Writing about the process of learning within the safe boundaries of a Personal Learning Network is an opportunity which has been given to me by Education Technology Solutions, an Australian based publication. This, the third in a series of articles I have written for this magazine around the theme of lifelong learning: Develop a Personal Learning Network to inspire lifelong learning in which I describe the nature of PLNs, how to create one and what can be gained from participating in one, has just been published – Issue 67, August/September 2015.
ABSTRACT: Encouraging teachers to become self-starters, who are able to take control of their own learning, design its path and learn based on their own interests and needs should be the aim of all school professional learning programs. Participation in Personal Learning Networks (PLNs) is a resource which can liberate teachers from the confines of traditional learning opportunities such as those offered in staff meetings, curriculum days, workshops and conferences. PLNs in which connections with other learners is a key component is the perfect vehicle to attain this aim. Participation in a PLN is both exhilarating and inspirational and is the essence of lifelong learning!
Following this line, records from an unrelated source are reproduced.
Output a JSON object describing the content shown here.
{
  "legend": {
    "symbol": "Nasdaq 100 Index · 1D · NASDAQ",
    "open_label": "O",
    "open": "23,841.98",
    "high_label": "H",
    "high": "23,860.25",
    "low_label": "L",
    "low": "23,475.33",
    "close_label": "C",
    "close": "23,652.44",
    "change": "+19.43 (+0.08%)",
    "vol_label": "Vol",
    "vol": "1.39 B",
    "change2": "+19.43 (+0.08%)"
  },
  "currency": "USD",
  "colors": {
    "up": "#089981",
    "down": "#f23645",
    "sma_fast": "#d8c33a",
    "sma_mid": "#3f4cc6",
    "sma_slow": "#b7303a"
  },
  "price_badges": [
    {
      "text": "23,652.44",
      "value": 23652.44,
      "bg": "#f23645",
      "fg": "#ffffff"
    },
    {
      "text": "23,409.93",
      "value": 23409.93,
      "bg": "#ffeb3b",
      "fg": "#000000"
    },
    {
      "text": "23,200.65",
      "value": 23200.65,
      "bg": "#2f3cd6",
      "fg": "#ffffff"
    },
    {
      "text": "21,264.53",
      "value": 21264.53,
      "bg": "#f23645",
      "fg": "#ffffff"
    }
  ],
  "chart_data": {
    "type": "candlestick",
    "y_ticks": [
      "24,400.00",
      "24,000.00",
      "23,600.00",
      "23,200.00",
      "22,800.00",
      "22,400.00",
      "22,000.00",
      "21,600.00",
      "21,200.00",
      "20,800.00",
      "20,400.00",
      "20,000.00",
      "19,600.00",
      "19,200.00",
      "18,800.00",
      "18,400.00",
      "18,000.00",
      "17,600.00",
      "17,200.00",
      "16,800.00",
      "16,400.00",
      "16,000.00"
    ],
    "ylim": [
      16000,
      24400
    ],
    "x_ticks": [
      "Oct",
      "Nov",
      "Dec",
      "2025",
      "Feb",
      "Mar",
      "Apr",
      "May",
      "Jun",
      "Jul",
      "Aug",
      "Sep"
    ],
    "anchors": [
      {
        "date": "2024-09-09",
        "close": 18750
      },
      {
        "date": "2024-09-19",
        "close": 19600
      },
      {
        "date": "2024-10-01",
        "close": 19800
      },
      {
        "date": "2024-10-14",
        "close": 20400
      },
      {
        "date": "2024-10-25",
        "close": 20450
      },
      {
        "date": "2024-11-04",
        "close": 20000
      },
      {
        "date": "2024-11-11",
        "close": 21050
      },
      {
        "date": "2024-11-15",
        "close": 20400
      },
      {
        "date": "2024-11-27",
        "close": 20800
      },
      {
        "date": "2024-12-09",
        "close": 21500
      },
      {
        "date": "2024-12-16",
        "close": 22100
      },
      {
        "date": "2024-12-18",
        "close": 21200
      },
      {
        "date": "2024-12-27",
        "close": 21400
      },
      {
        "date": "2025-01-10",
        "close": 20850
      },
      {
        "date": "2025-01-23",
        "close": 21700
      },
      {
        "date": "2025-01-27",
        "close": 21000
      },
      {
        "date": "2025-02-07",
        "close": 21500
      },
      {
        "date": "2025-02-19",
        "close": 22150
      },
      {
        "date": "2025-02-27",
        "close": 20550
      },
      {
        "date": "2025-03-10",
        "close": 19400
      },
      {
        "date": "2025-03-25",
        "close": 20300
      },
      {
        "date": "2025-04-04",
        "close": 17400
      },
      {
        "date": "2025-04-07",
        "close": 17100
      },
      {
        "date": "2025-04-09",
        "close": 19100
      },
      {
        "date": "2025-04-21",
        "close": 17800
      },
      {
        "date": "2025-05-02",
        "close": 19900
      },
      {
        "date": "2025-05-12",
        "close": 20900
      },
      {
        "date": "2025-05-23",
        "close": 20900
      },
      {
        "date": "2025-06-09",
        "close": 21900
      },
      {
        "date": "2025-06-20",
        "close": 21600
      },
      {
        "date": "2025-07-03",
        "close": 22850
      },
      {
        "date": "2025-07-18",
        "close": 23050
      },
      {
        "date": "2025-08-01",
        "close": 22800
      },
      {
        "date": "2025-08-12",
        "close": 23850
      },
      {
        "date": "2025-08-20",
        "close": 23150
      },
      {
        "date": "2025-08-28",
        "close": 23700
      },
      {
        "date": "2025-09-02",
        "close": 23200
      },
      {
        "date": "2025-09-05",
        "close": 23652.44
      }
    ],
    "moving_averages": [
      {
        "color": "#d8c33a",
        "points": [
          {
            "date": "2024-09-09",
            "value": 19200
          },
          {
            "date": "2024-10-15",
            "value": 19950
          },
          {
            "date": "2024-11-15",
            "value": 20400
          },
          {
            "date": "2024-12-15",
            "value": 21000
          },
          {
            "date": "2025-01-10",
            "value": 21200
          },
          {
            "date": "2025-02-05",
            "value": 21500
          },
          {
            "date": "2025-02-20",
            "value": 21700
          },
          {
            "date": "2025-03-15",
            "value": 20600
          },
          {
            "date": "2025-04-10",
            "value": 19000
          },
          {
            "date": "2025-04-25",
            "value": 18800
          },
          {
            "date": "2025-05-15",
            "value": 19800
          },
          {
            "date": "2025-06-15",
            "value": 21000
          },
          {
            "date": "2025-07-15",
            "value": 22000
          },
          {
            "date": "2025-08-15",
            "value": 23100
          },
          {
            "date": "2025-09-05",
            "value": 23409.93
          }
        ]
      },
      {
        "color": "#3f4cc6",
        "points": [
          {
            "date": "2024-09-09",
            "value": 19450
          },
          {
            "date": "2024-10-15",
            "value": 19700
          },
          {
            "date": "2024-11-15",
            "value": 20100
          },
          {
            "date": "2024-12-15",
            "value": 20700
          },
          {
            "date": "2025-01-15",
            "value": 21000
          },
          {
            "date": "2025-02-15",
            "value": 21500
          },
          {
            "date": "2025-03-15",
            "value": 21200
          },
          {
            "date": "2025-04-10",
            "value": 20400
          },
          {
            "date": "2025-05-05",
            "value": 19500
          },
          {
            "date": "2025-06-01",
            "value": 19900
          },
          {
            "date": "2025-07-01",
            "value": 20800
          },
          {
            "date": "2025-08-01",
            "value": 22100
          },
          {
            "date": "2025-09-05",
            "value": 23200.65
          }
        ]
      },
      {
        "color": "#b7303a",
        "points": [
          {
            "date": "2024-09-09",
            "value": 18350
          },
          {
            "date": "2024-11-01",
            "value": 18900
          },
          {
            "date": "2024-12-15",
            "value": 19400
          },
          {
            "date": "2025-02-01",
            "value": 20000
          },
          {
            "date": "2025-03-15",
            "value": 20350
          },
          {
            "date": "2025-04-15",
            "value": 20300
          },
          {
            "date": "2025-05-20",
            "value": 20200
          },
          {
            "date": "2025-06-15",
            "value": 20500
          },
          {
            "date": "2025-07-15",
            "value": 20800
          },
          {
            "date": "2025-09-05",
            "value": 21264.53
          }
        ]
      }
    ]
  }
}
Also published online on the Educational Technology Solutions website, I’m pleased to also be able to share my article here:
Encouraging teachers to become lifelong learners should be the aim of each school’s professional learning program. Learning success inspires a sense of achievement, self-satisfaction, increased confidence and motivates continued learning, leaving teachers feeling empowered to set their own agenda and pursue knowledge just for the sake of it.
To motivate this kind of learning, there is perhaps no better resource than that of Personal Learning Networks (PLNs), a resource which can liberate teachers from the confines of traditional learning opportunities such as those offered in staff meetings, curriculum days, workshops and conferences. PLNs, in which connections with other learners is a key component, are both exhilarating and inspirational.